Ariel Frankel, CEO da Vitacon, construtora pioneira na digitalização: “A tokenização é o ponto de virada histórico para o mercado imobiliário” (Leandro Fonseca/Exame)
O Brasil é um dos países onde os criptoativos são mais populares. Recente pesquisa da Binance, maior corretora digital do mundo, mostra que cerca de 10 milhões de brasileiros investem nessa categoria de ativos. Mais do que o dobro dos CPFs registrados na B3, mais de três vezes o total de investidores em ações e mais de cinco vezes o número de pessoas que aplicam em fundos imobiliários.
Nesse universo digital, não existem apenas criptomoedas ou NFTs. É possível tokenizar quase tudo, incluindo imóveis. Aos poucos, começa a se transformar em tendência a união da modernidade dos criptoativos com a tradição imobiliária e patrimonialista do brasileiro.
Tokenizar um ativo, para quem não está familiarizado, significa criar um recibo digital da propriedade correspondente ao bem físico. Esse recibo fica registrado e certificado na blockchain. Os tokens podem ser transferidos de forma transparente, segura e rastreável. Trocando em miúdos, é possível comprar um apartamento ou um prédio inteiro por meio dos tokens, ou apenas um pedaço deles.
“Há alguns anos está se falando em tokenização de imóveis, e essa possibilidade, oferecida pela tecnologia blockchain, pode representar um ponto de virada histórico para o mercado imobiliário”, explica Ariel Frankel, CEO da Vitacon, construtora de São Paulo e pioneira no segmento de tokenização imobiliário.

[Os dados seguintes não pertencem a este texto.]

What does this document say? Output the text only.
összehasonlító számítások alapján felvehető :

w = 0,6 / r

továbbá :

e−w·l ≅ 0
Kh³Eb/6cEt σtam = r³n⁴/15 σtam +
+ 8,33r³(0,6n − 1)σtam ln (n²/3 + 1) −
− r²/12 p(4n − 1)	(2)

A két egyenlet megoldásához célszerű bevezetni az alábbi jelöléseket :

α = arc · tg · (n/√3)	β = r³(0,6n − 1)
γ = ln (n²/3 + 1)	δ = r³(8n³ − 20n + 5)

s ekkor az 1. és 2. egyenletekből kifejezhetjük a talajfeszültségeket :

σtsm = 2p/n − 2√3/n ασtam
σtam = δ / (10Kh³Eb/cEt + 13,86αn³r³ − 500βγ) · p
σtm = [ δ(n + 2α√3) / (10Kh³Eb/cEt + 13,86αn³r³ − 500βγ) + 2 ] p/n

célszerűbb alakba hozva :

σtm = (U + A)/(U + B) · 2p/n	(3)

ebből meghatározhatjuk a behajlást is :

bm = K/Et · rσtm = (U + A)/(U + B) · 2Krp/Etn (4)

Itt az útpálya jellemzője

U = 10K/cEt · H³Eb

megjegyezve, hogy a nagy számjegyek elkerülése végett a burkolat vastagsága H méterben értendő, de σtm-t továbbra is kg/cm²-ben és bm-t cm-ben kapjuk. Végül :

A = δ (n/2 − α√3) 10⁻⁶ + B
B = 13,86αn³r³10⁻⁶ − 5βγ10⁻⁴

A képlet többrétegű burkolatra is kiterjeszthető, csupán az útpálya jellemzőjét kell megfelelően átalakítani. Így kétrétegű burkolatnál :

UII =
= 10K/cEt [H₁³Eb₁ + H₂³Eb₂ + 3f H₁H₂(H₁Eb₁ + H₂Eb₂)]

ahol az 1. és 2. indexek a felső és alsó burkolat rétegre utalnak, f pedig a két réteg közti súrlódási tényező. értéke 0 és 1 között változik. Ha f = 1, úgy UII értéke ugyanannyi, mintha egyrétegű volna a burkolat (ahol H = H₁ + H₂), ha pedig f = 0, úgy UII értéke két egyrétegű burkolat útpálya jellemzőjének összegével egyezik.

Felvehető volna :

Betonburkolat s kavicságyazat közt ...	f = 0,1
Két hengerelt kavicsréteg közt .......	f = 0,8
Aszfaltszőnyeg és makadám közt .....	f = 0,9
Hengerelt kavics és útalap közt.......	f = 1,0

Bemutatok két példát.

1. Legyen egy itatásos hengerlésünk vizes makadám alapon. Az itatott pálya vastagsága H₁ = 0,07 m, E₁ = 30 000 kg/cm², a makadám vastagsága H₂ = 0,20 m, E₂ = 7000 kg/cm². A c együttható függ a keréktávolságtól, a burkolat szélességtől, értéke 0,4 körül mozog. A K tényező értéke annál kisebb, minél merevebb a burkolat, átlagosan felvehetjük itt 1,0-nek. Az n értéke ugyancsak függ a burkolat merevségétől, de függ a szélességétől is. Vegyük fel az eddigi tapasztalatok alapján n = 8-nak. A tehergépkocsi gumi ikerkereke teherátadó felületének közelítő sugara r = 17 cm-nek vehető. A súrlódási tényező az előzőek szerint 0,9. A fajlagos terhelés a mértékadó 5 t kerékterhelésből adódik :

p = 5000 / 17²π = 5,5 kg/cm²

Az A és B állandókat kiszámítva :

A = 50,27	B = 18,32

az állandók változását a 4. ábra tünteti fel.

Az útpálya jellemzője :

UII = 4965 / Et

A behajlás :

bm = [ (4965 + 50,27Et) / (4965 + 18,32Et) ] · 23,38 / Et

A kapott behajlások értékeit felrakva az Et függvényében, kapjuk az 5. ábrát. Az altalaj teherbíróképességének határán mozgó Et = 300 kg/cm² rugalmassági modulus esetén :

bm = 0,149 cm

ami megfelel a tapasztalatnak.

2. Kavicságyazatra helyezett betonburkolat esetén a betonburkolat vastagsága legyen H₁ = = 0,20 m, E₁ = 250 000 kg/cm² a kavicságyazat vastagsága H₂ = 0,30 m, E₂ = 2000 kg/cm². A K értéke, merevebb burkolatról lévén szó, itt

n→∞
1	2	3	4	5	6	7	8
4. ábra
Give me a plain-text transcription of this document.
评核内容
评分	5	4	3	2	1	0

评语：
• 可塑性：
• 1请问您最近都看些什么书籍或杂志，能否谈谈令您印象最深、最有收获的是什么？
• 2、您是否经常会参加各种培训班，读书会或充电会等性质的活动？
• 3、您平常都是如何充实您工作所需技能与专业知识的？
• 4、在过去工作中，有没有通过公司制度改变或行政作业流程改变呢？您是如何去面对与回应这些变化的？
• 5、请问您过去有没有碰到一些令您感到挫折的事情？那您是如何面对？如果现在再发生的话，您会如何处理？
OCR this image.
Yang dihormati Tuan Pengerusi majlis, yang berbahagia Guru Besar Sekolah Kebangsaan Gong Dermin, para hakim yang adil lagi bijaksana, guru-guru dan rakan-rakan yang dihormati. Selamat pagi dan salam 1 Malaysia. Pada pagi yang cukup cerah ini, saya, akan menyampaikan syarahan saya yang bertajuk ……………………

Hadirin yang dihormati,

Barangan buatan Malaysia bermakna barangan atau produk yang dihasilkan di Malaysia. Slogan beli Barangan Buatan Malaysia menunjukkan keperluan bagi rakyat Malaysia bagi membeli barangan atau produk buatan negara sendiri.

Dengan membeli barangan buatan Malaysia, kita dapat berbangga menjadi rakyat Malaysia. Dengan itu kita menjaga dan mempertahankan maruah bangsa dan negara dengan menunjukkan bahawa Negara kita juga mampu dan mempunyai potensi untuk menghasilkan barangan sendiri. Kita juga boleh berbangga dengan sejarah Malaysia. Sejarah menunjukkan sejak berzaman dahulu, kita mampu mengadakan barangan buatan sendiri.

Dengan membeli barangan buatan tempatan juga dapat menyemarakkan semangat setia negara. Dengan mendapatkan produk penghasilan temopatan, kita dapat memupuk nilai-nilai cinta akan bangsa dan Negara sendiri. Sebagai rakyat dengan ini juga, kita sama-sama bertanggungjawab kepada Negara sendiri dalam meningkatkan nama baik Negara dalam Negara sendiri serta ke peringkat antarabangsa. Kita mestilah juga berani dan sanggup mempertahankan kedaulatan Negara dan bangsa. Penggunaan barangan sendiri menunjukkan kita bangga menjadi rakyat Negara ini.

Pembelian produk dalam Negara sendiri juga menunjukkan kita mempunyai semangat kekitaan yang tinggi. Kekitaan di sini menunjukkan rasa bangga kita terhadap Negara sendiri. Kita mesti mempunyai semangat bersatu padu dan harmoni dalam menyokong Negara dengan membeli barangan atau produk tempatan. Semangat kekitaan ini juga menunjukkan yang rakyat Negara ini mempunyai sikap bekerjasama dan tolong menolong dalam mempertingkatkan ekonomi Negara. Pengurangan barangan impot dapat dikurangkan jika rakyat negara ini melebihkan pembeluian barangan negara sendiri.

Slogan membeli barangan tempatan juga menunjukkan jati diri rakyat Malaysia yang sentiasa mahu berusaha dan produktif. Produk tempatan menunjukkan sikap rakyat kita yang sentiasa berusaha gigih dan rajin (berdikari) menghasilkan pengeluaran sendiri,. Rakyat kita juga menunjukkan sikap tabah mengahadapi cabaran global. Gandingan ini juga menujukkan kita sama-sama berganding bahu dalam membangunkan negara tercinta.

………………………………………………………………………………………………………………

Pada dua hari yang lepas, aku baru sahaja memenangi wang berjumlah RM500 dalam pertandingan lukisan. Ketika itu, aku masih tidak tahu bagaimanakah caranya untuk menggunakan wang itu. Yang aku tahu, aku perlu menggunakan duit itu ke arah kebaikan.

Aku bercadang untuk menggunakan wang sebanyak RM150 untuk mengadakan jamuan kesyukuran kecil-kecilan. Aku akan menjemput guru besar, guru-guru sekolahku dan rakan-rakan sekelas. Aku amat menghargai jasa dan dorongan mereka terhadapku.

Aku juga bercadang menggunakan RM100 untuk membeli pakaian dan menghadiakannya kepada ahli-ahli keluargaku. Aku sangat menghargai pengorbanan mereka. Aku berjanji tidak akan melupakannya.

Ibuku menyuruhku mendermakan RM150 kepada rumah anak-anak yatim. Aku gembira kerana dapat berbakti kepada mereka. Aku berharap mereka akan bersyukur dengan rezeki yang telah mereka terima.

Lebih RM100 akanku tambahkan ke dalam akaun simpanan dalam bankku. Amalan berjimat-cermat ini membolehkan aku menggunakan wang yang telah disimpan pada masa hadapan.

O Valor Geral de Vendas (VGV) acumulado nos 12 anos de existência da Vitacon é de cerca de 7,7 bilhões de reais. Para Frankel, a tokenização permite dividir o imóvel entre vários proprietários, algo que torna o investimento mais acessível, especialmente no caso de imóveis de valor elevado. “Além disso, simplifica o processo, reduzindo drasticamente o tempo necessário para as empresas levantarem o capital para seus projetos”, diz.
A tokenização de imóveis já é uma realidade consolidada nos Estados Unidos e em países europeus como Luxemburgo e Suíça. Desde 2018 a plataforma imobiliária digital RedSwan CRE já tokenizou propriedades comerciais no valor de mais de 2 bilhões de dólares, e está desenvolvendo um mercado secundário no qual ativos imobiliários tokenizados podem ser negociados diretamente entre os proprietários, sem ter de passar por cartórios ou corretores.
Algo também está se movendo no Brasil, mesmo sem um arcabouço jurídico que discipline o tema. A construtora mineira Sudoeste lançou no final de agosto o primeiro empreendimento 100% tokenizado do país, o Aldea — Vale do Sereno, na Grande Belo Horizonte. O empreendimento vai ofertar 148 unidades tokenizadas, com apartamentos de um e dois quartos, que variam de 35,54 a 110,54 metros quadrados, com valor médio de 550.000 reais. Já foram vendidos 65% das unidades, todas com token.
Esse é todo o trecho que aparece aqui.